Deux sujets figuraient à l’ordre du jour de ce CT Alimentation :


♦ Un point d’étape sur la réforme sécurité sanitaire des aliments avec la mise en place de la police sanitaire unique et le recours à la délégation de service public.
♦ La crise IAHP 2022/2023


Sécurité sanitaire des aliments (SSA) :


La réforme confie à la DGAL l’ensemble des missions relatives à la sécurité sanitaire des aliments, y compris les produits spécifiques (OGM, les compléments alimentaires, les denrées alimentaires enrichies, les améliorants -additifs, arômes-, les enzymes…) et les aliments pour animaux.

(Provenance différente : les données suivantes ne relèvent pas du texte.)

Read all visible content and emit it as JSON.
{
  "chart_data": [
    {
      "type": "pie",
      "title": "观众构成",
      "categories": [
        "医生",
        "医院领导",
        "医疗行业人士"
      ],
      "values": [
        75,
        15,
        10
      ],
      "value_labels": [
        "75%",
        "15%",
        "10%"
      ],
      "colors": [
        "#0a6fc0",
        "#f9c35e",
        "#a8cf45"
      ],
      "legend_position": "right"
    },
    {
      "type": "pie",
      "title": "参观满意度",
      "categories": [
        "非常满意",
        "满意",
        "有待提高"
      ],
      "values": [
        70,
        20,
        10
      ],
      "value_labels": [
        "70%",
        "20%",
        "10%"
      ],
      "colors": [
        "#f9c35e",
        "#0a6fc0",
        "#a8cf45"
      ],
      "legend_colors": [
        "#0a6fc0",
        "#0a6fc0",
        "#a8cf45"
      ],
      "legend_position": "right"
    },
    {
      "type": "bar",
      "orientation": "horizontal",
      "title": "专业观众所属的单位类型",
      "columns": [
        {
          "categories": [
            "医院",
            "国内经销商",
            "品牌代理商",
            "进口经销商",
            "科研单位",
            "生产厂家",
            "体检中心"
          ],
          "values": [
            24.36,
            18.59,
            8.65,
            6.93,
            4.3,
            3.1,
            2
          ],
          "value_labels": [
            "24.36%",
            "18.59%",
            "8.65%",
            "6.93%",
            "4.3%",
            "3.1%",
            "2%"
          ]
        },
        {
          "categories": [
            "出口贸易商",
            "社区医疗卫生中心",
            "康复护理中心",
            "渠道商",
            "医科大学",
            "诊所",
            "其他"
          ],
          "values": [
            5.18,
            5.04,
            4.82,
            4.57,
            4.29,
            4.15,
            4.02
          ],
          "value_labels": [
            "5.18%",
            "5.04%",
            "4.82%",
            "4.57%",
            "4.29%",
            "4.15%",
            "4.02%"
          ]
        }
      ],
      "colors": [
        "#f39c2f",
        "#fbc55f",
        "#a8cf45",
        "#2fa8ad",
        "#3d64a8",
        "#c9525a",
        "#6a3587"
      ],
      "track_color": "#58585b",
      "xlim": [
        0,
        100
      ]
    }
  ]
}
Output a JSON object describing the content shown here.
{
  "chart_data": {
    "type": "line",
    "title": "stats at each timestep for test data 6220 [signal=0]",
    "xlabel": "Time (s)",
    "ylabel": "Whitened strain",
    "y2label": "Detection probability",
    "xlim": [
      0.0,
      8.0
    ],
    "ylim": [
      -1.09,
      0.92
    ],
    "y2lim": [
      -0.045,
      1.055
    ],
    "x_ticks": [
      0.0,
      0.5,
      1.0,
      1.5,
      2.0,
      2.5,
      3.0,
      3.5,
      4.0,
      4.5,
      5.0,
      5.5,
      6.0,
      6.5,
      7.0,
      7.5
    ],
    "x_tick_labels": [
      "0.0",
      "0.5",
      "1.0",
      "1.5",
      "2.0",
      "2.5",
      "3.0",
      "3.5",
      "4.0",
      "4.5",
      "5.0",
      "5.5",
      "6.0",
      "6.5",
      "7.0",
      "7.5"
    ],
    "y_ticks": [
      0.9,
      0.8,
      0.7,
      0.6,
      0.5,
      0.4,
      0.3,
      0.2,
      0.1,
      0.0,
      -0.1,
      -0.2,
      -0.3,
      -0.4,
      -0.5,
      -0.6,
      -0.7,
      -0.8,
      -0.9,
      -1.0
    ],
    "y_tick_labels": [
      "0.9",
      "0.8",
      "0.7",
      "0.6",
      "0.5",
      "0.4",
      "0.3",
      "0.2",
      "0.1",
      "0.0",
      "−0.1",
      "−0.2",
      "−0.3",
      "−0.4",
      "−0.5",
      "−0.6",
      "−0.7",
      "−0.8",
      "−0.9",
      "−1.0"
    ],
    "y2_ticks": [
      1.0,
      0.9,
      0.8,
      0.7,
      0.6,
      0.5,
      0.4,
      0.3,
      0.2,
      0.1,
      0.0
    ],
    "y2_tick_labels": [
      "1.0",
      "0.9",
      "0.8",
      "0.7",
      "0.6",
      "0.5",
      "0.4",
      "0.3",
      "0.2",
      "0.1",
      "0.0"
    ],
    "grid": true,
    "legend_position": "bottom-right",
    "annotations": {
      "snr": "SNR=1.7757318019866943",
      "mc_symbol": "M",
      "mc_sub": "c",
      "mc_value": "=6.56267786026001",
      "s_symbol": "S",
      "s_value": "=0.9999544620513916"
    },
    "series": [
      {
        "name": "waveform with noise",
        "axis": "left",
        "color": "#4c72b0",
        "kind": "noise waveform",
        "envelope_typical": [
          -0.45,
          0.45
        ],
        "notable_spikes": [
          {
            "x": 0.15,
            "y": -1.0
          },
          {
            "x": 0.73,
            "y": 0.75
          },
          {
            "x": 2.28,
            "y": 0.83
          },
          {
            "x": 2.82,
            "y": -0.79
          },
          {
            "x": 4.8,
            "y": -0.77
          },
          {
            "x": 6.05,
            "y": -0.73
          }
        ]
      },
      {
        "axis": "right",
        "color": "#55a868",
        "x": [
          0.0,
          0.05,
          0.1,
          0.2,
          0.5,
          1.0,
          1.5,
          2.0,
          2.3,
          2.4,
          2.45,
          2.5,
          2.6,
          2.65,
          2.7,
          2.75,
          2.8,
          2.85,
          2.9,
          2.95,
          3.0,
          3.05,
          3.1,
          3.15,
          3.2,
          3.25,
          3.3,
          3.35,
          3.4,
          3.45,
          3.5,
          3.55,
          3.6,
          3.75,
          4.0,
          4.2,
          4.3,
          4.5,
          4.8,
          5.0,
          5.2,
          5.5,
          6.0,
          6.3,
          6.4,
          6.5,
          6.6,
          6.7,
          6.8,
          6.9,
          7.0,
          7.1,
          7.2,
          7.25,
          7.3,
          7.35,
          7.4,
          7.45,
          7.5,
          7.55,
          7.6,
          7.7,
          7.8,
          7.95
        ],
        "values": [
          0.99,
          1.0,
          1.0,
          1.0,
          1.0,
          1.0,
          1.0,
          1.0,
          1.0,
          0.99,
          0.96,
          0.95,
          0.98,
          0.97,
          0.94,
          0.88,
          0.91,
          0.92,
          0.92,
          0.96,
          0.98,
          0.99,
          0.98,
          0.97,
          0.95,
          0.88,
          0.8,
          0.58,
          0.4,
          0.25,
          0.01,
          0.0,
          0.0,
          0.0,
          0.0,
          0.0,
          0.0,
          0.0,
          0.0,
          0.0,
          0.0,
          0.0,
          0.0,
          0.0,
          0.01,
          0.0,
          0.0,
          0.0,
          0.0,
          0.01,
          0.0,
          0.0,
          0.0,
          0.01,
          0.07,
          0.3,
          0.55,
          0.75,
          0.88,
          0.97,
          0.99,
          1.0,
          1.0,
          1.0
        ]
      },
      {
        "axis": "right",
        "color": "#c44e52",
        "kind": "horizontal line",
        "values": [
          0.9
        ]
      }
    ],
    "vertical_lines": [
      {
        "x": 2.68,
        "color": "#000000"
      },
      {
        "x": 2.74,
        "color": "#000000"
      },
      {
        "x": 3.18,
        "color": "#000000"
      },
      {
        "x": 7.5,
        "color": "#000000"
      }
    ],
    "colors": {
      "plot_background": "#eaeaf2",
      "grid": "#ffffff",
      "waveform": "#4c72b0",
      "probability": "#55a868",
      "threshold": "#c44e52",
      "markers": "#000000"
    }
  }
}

La DGCCRF reste en charge de la partie qualité et loyauté des produits alimentaires.


L’objectif affiché est de renforcer les contrôles de + 10 % hors remise directe et également les contrôles de remise directe à un taux restant à préciser.


Le renforcement des effectifs du ministère en charge de l’agriculture s’élève à 150 ETP (dont 19 ETP en administration centrale avec le recrutement d’un chef de projet), 60 ETP seront transférés depuis la DGCCRF, 90 postes feront l’objet d’une création nette d’ETP. Une clause de revoyure est prévue en 2023.


Calendrier de mise en œuvre :


Le pilotage par la DGAL des missions anciennement gérées par la DGCCRF est prévue au 1er janvier 2023 (15 février pour la gestion des alertes).


Le retrait des missions SSA de la DGCCRF est prévu au 1er septembre 2023, à l’exception des SSA en remise directe qui se poursuivront conjointement avec la DGAL jusqu’au 31 décembre 2023, afin d’assurer un maintien de la pression de contrôle actuelle. Lire la suite dans le CR du CT...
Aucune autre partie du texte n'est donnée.